There is wide critical interest in Charleston as a singer of distinction and poetic ingenuity. Charleston credits her classical training. We can sing beautiful words, but the tone of our voice expresses everything about the intent and true meaning of what we are saying. The Philadelphia Inquirer noted her unmannered, subtle style, and All About Jazz called her performance close to perfect, shifting from one mood to another . . . and remarkably poised in projecting the drama and fun of the lyrics. Says Rondi of her musical inspirations, I love the tradition of jazz and how, historically, it encourages artists to creatively move the music forward, beyond the genre, expanding one's own musical vocabulary. Her innovative, poetic sensibilities fuel her quest for interesting, fresh, eclectic material. My thirst for the modern economy of line and space is rooted in a deep love of rich, traditional music and literature. This diversity sparked her fresh takes on Sting's UNTIL, Tony Levin's FRAGILE AS A SONG, and her use of the pure, emotional intensity of Jobim's Brazilian feel on SOMEONE TO LIGHT UP MY LIFE, and bringing a new twist to a rock classic on Carole King's BEAUTIFUL.
She also uses world music influences on her original compositions. The opening to TELESCOPE was actually inspired by an African chant. It was so beautiful and so real, it seemed to call out to the stars right from the heart. Her 8 year old daughter, Emma, whose questions about the universe inspired the tune, joins her on background vocals, emphasizing what Rondi calls the childlike melody that floats over a sea of poly-rhythms and dissonance, kind of like the churning, pulsing chaos of the universe. ANCIENT STEPS came about after seeing the movie, March of the Penguins, with Emma and features Rondi's brother, Erik Charlston, a percussionist with the New York Philharmonic, on vibes as well as on TELESCOPE, making her two originals a real family affair. Each was crafted in collaboration with her dear friend, writing partner and musical director, pianist Bruce Barth. Writing helps clarify your thoughts and forces you to dig deep. It also makes you appreciate the challenge of creating a well-constructed song.
At 15 she got her first singing job in her hometown of Chicago at a folk club called Somebody Else's Troubles. One of the tunes she did that night was the Beatles' IN MY LIFE, accompanying herself on acoustic guitar. Now when she sings this song she says, the movie of my life flashes through my mind, peppered with some wisdom, perspective and gratitude for the rich life experiences I've had. Bringing her modern self to well known standards, like SHALL WE DANCE, allows me to reinvent the lyric, tempo and form of the tune.

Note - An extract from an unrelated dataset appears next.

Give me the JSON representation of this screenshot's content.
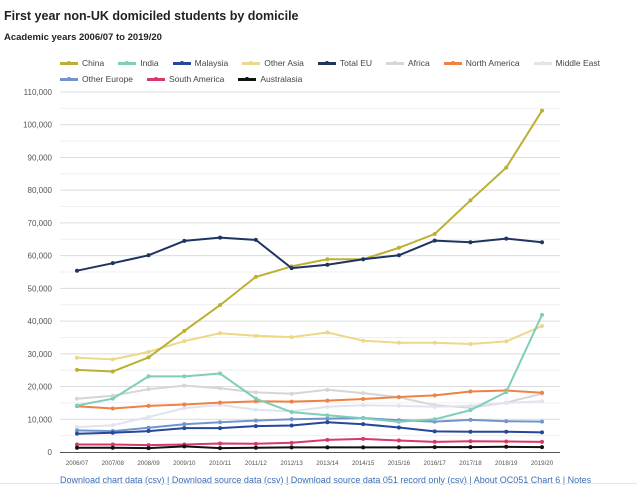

It also fuels the passion and vulnerability I tried to bring to BEWITCHED, and the intimacy of ESTATE. Bruce Barth, now Tony Bennett's pianist and musical director, gave an old work horse, I'M OLD FASHIONED, a new coat of paint. I think my audiences enjoy hearing familiar tunes done in completely unexpected ways. My hope is that they listen to my recordings or experience our performances as an opportunity to suspend time, space and just relax. If they feel joyful, lighter and like they've had a mini-vacation from the staggering demands of everyday life, then I've given back the energy they've given me, and hopefully, the notion that it is never too late to reinvent yourself or discover your passion.